Florida, Georgia and Missouri all have scheduled executions within the next 24 hours by lethal injection but refuse to say where they got the drugs for their cocktails and if they have been tested.
It’s been seven weeks since the last execution in the U.S., a botched lethal injection in Oklahoma that left the inmate dead from a heart attack several excruciating minutes after the drugs were first administered.
But now the procedure is back, with Florida, Georgia and Missouri all planning to administer three separate lethal injections to convicted inmates within the same 24-hour span, the Associated Press reports.
According to the news wire, the states have declined to be open about where they got the drugs for the lethal cocktails and whether they’ve been tested.

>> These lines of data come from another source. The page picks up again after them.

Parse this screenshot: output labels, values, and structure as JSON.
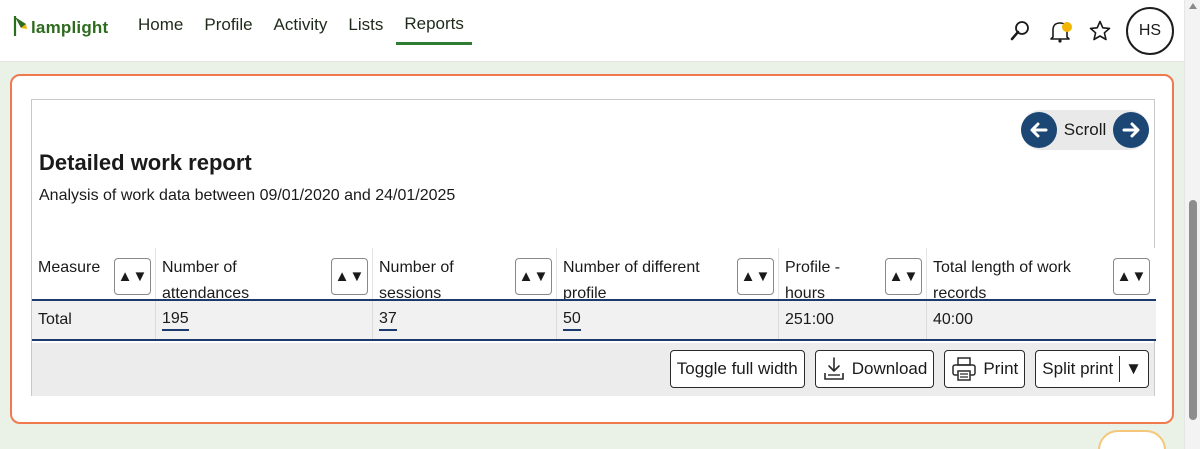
{
  "app": {
    "logo_text": "lamplight"
  },
  "nav": {
    "items": [
      "Home",
      "Profile",
      "Activity",
      "Lists",
      "Reports"
    ],
    "active": "Reports"
  },
  "top_icons": [
    "search-icon",
    "bell-icon",
    "star-icon"
  ],
  "user": {
    "initials": "HS"
  },
  "report": {
    "scroll_label": "Scroll",
    "title": "Detailed work report",
    "subtitle": "Analysis of work data between 09/01/2020 and 24/01/2025",
    "columns": [
      {
        "label": "Measure"
      },
      {
        "label": "Number of attendances"
      },
      {
        "label": "Number of sessions"
      },
      {
        "label": "Number of different profile"
      },
      {
        "label": "Profile - hours"
      },
      {
        "label": "Total length of work records"
      }
    ],
    "rows": [
      {
        "cells": [
          "Total",
          "195",
          "37",
          "50",
          "251:00",
          "40:00"
        ]
      }
    ],
    "actions": {
      "toggle": "Toggle full width",
      "download": "Download",
      "print": "Print",
      "split_print": "Split print"
    }
  },
  "colors": {
    "accent_green": "#2e7d32",
    "panel_border": "#f0794d",
    "navy": "#1c4775"
  }
}
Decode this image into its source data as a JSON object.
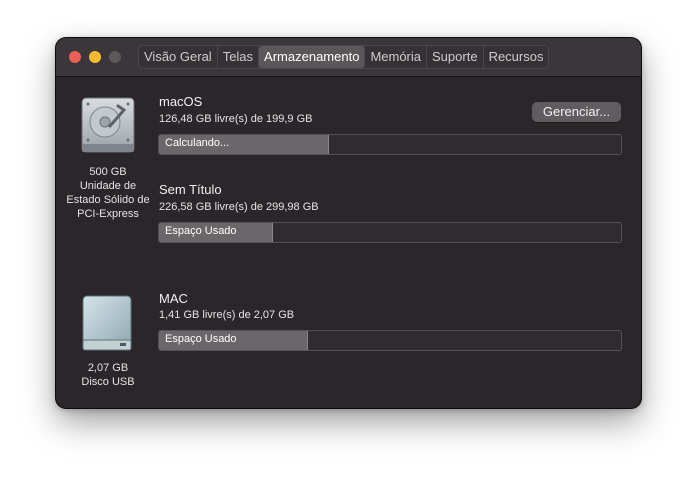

This close-lipped process raises concerns, particularly from the lawyers of the ill-fated inmates, and especially since the slipshod execution of Oklahoma inmate Clayton Lockett. Follow-up reports showed that not enough drugs entered Lockett’s system because the vein where they were administered collapsed. Most of the fatal cocktail mix leaked out or was absorbed into the tissue—something that wasn’t noticed until some 20 minutes into the procedure. The execution was stayed, but it was too late. A few minutes later, Lockett died of a heart attack.
The first inmate scheduled to die since the return of the procedure is Marcus Wellons, who will be executed Tuesday night in Georgia. Hours later, at 12:01 a.m. Wednesday in Missouri, John Winfield will be put to death. Later that day, at around 6 p.m., Florida inmate John Ruthell Henry will also be executed, the AP reports.
According to the AP, Georgia and Missouri both use a single-drug injection, while Florida elects to use the three-drug cocktail.